今回の古民家宿泊は、昨年に出雲支部長がお世話になった「ふるさとつなぎツアー」でご縁ができた「田樂荘(だらくそう)」でした。


こちらは島根県仁多郡奥出雲にあり、奥出雲は日本昔ばなしに出てくるような、懐かしい藁葺き屋根の家やのどかな田園風景が目立ちます。


そんな素敵なロケーションで車を走らせていると、道路脇の木々の茂みに隠された、1軒の古民家が見えてきます。



こちらの古民家のオーナーさんは、9年前に千葉からIターンを果たした白山さんご夫婦です。今回は白山さんご夫婦との親睦を深めながら、田舎暮らしについて貴重なお話を聞くことができました。


まず、こちらで宿泊体験して驚いたことは、この真夏の暑い時期に囲炉裏の火を囲むこと…。


築300年にも及ぶ古民家には、冷房も暖房もありません。


1年中囲炉裏の炭に火をつけ、外出時でも種火を消すことはなく、夏でもこの炭火で食事の支度をしているということが、とても不思議でした。


昔の人の知恵は凄いにつきますが、夏場でもこの囲炉裏の炭に火を入れることで、家全体が煙で燻されます。丁度、薫製を作るスモークマシーンの中に自分が入っているような状態です。


この囲炉裏から出る煙が、家全体をコーティングしているので、扉や窓を開けていても虫除けになるそうです。

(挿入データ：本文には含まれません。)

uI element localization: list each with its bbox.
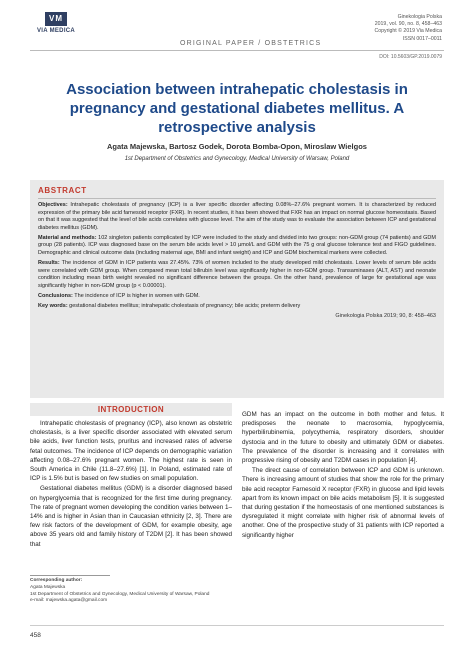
abstract-label: Conclusions: xyxy=(38,293,73,300)
body-paragraph: The direct cause of correlation between ICP and GDM is unknown. There is increasing amount of studies that show the role for the primary bile acid receptor Farnesoid X receptor (FXR) in glucose and lipid levels apart from its known impact on bile acids metabolism [5]. It is suggested that during gestation if the homeostasis of one mentioned substances is dysregulated it might correlate with higher risk of abnormal levels of another. One of the prospective study of 31 patients with ICP reported a significantly higher xyxy=(242,467,444,539)
body-paragraph: GDM has an impact on the outcome in both mother and fetus. It predisposes the neonate to macrosomia, hypoglycemia, hyperbilirubinemia, polycythemia, respiratory disorders, shoulder dystocia and in the future to obesity and ultimately GDM or diabetes. The prevalence of the disorder is increasing and it correlates with progressive rising of obesity and T2DM cases in population [4]. xyxy=(242,411,444,465)
doi-link[interactable]: DOI: 10.5603/GP.2019.0079 xyxy=(379,54,442,60)
abstract-label: Results: xyxy=(38,260,60,267)
abstract-keywords xyxy=(38,303,436,311)
abstract-heading: ABSTRACT xyxy=(38,186,436,199)
abstract-text: The incidence of ICP is higher in women with GDM. xyxy=(72,293,200,300)
abstract-text: Intrahepatic cholestasis of pregnancy (ICP) is a liver specific disorder affecting 0.08%–27.6% pregnant women. It is characterized by reduced expression of the primary bile acid farnesoid receptor (FXR). In recent studies, it has been showed that FXR has an impact on normal glucose homeostasis. Based on that it was suggested that the level of bile acids correlates with glucose level. The aim of the study was to evaluate the association between ICP and gestational diabetes mellitus (GDM). xyxy=(38,202,436,231)
body-paragraph: Intrahepatic cholestasis of pregnancy (ICP), also known as obstetric cholestasis, is a liver specific disorder associated with elevated serum bile acids, liver function tests, pruritus and increased rates of adverse fetal outcomes. The incidence of ICP depends on demographic variation affecting 0.08–27.6% pregnant women. The highest rate is seen in South America in Chile (11.8–27.6%) [1]. In Poland, estimated rate of ICP is 1.5% but is based on few studies on small population. xyxy=(30,420,232,483)
abstract-objectives xyxy=(38,202,436,232)
logo-mark: VM xyxy=(45,12,67,26)
correspondence-name: Agata Majewska xyxy=(30,584,66,590)
section-label: ORIGINAL PAPER / OBSTETRICS xyxy=(180,40,322,47)
correspondence-email[interactable]: e-mail: majewska.agata@gmail.com xyxy=(30,598,108,604)
article-title: Association between intrahepatic cholestasis in pregnancy and gestational diabetes mellitus. A retrospective analysis xyxy=(66,81,408,136)
publisher-logo xyxy=(30,12,82,34)
page-number: 458 xyxy=(30,632,41,639)
affiliation: 1st Department of Obstetrics and Gynecology, Medical University of Warsaw, Poland xyxy=(124,156,350,162)
abstract-label: Objectives: xyxy=(38,202,68,208)
correspondence-address: 1st Department of Obstetrics and Gynecology, Medical University of Warsaw, Poland xyxy=(30,591,210,597)
journal-citation: Ginekologia Polska 2019; 90, 8: 458–463 xyxy=(335,313,436,320)
abstract-conclusions xyxy=(38,293,436,301)
footer-divider xyxy=(30,625,444,626)
abstract-text: gestational diabetes mellitus; intrahepatic cholestasis of pregnancy; bile acids; preterm delivery xyxy=(67,303,301,310)
abstract-label: Material and methods: xyxy=(38,234,97,241)
abstract-text: The incidence of GDM in ICP patients was 27.45%. 73% of women included to the study developed mild cholestasis. Lower levels of serum bile acids were correlated with GDM group. When compared mean total bilirubin level was significantly higher in non-GDM group. Transaminases (ALT, AST) and neonate condition including mean birth weight revealed no significant difference between the groups. On the other hand, prevalence of large for gestational age was significantly higher in non-GDM group (p < 0.00001). xyxy=(38,260,436,289)
journal-copyright: Copyright © 2019 Via Medica xyxy=(374,28,442,35)
body-paragraph: Gestational diabetes mellitus (GDM) is a disorder diagnosed based on hyperglycemia that is recognized for the first time during pregnancy. The rate of pregnant women developing the condition varies between 1–14% and is higher in Asian than in Caucasian ethnicity [2, 3]. There are few risk factors of the development of GDM, for example obesity, age above 35 years old and family history of T2DM [2]. It has been showed that xyxy=(30,485,232,548)
footnote-divider xyxy=(30,575,110,576)
abstract-label: Key words: xyxy=(38,303,68,310)
body-column-left xyxy=(30,403,232,550)
journal-volume: 2019, vol. 90, no. 8, 458–463 xyxy=(374,21,442,28)
abstract-results xyxy=(38,260,436,290)
correspondence-block xyxy=(30,578,240,605)
body-column-right xyxy=(242,410,444,541)
journal-info xyxy=(375,14,442,43)
header-divider xyxy=(30,50,444,51)
abstract-text: 102 singleton patients complicated by ICP were included to the study and divided into two groups: non-GDM group (74 patients) and GDM group (28 patients). ICP was diagnosed base on the serum bile acids level > 10 µmol/L and GDM with the 75 g oral glucose tolerance test and FIGO guidelines. Demographic and clinical outcome data (including maternal age, BMI and infant weight) and ICP and GDM biochemical markers were collected. xyxy=(38,234,436,257)
author-list: Agata Majewska, Bartosz Godek, Dorota Bomba-Opon, Miroslaw Wielgos xyxy=(107,142,367,151)
abstract-box xyxy=(30,180,444,398)
introduction-heading: INTRODUCTION xyxy=(30,403,232,416)
abstract-methods xyxy=(38,235,436,258)
journal-name: Ginekologia Polska xyxy=(397,14,442,20)
correspondence-label: Corresponding author: xyxy=(30,578,83,583)
logo-text: VIA MEDICA xyxy=(36,28,76,34)
journal-issn: ISSN 0017–0011 xyxy=(402,35,442,42)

囲炉裏に火が入ることで、外気が家の中に取り込まれ、家の中の煙の逃げ道も藁葺きの天井と壁の一部に確保されているので、家の中に空気の流れができ、夏場でも意外に快適に過ごすことができます。土間は生きていて、常に呼吸しているので室温の調整に役立っているそうです。


このシステムが、約300年もの前から出来ていたと思うと、本当に先人の知恵は素晴らしいですね。

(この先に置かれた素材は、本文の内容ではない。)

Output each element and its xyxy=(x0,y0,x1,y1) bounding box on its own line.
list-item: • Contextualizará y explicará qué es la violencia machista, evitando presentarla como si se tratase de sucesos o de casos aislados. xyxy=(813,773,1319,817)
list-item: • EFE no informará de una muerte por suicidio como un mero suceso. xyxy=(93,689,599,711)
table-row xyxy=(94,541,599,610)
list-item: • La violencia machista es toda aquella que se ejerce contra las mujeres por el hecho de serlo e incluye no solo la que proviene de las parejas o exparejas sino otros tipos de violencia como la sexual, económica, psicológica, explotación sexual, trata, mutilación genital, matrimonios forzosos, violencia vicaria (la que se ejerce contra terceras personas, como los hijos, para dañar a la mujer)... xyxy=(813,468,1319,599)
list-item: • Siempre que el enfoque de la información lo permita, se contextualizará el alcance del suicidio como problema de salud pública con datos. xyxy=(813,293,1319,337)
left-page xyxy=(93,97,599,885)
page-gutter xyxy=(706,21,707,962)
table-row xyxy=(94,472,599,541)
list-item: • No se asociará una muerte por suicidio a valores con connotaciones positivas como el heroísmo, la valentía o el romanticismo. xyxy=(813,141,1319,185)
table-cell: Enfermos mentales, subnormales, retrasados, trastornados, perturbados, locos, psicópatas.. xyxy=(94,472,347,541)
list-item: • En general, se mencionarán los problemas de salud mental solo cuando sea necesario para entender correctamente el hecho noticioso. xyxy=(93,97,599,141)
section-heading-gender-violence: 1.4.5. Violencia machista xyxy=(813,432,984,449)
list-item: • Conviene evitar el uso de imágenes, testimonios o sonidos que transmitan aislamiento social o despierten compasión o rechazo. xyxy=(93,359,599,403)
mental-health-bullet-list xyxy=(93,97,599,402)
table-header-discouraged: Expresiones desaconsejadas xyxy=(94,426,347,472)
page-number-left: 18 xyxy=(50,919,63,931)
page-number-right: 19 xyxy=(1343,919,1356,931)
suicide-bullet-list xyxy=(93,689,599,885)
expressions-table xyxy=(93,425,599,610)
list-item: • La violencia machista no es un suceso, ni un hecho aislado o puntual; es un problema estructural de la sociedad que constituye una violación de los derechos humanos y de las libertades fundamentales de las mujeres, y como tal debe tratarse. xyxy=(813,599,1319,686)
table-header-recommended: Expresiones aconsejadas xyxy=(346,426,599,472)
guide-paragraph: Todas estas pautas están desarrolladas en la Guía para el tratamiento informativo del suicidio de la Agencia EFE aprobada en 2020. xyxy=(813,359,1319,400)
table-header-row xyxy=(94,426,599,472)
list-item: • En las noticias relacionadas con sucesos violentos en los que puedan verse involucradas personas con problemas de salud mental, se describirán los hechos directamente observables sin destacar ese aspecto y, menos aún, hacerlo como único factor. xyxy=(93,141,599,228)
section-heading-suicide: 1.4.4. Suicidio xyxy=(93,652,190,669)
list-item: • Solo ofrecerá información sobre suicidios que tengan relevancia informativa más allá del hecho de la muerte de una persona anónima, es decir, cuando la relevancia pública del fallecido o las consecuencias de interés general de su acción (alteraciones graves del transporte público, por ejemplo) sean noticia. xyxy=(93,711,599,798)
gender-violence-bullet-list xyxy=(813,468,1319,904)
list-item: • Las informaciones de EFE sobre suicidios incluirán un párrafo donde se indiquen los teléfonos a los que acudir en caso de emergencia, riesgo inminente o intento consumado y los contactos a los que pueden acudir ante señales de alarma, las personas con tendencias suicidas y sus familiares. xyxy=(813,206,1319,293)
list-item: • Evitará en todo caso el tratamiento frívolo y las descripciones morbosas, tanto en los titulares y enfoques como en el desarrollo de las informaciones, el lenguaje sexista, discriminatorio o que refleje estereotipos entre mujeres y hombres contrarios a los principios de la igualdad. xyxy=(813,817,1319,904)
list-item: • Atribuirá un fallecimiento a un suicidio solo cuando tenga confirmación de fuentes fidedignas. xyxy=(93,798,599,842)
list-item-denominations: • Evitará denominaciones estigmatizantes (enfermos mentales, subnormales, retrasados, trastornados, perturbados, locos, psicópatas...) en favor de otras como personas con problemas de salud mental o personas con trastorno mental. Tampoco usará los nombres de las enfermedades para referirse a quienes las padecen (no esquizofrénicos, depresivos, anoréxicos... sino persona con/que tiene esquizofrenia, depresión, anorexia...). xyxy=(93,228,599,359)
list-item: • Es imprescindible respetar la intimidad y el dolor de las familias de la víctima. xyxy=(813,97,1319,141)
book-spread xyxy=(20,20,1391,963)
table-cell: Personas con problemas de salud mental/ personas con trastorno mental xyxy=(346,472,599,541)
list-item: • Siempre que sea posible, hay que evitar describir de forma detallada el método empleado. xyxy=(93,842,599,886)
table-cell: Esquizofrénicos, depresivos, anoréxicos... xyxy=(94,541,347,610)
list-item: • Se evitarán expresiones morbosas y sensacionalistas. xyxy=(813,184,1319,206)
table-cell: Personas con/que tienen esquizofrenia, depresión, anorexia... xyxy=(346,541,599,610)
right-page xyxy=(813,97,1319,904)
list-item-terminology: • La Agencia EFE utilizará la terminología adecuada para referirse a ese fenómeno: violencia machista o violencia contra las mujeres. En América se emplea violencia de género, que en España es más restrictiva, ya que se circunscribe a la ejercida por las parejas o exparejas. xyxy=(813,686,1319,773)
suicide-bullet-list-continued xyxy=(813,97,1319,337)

この素晴らしい古民家とのご縁を結んだ白山さんご夫婦は、現在では「奥出雲オーガニックコットンプロジェクト」に参加して、この地で無農薬で育てたコットンを、全国の人に広める活動をされています。奥出雲に移り住むまでは、都会で長年お仕事をされていたことから、人が生きていく中で本当に大切なものが何であるのか、その本質に気づくことができたのだそうです。


人が生きるために必要な心と体のバランスは、古来からの古き良き日本の暮らしの中にあると確信して、その生活を継承していきたいという強い決意から、奥出雲で無農薬の農業を始められたと言うお話に、とても感銘しました。

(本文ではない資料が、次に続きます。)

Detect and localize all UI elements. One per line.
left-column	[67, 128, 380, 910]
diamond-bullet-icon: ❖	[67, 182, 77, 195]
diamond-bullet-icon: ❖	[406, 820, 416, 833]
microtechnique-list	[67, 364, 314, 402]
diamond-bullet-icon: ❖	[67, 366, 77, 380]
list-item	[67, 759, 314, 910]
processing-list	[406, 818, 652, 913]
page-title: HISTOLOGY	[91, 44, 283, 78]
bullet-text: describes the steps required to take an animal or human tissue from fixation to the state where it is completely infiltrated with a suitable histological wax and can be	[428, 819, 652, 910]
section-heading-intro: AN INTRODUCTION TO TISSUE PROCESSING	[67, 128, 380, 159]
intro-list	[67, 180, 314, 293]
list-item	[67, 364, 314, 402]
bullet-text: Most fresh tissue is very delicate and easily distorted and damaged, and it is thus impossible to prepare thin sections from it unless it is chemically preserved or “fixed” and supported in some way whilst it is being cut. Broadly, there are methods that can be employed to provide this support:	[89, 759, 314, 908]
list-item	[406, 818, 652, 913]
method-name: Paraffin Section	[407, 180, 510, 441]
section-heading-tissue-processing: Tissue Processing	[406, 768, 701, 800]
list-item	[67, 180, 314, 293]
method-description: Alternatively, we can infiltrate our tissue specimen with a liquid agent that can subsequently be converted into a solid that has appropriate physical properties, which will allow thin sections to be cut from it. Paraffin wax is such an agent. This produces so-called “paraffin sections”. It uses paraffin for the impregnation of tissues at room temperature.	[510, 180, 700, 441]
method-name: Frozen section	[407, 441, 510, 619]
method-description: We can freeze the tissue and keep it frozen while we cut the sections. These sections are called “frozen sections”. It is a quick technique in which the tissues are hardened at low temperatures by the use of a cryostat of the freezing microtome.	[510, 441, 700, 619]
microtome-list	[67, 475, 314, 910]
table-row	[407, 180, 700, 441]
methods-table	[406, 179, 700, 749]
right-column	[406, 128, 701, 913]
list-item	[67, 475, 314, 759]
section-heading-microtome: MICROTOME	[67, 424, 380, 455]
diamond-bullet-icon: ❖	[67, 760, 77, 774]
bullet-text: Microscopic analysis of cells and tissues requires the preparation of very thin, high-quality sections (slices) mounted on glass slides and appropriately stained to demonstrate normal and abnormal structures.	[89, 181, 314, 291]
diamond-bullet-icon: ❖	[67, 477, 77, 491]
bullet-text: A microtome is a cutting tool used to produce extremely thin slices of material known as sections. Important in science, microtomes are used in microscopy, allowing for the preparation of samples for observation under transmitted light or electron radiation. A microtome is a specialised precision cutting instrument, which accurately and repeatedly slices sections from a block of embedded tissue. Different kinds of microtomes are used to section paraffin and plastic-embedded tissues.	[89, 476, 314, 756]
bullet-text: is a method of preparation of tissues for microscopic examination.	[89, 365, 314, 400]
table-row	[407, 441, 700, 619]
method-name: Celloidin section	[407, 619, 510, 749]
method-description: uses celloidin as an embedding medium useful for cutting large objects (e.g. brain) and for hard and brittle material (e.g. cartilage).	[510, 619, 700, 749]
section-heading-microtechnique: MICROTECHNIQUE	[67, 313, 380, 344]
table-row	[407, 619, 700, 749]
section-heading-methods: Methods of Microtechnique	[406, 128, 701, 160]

私も昨年から、島根と東京を行き交う生活の中での、田舎暮らしの良さや厳しさを体験しています。そして、都会での利便性の良さを感じながら、騒音や公害、夜間の光害、電磁波などの弊害を感じる環境の中で生活しています。私が都会と田舎の二地域生活を経験しているからこそ、白山さんが世の中の見えにくい真実を語られるので、とても感慨深いものがありました。


白山さんは、先人が残してくれた生きる知恵や技を軽んじてはいけないことを、ご自身の体験を通して教えてくださいました。


今の世の中、経済成長や利便性だけを追い続け、どれだけの環境を破壊してきたことでしょう。


私たちが犯してきた自然破壊は、大気や大地を不健康にしてしまいました。少しでも残された自然(自然の湧き水や澄んだ空気、土壌、海、山など)を、これから将来を担う子供たちのために、健全な状態で保全していけるよう行動していきたいと思っています。


今回の古民家体験で、世の中の捉え方が大きくかわり、現代の日本人が失ってしまった生きる知恵を学ぶことができました。貴重な体験をさせて頂き、白山さんご夫妻に心から感謝です。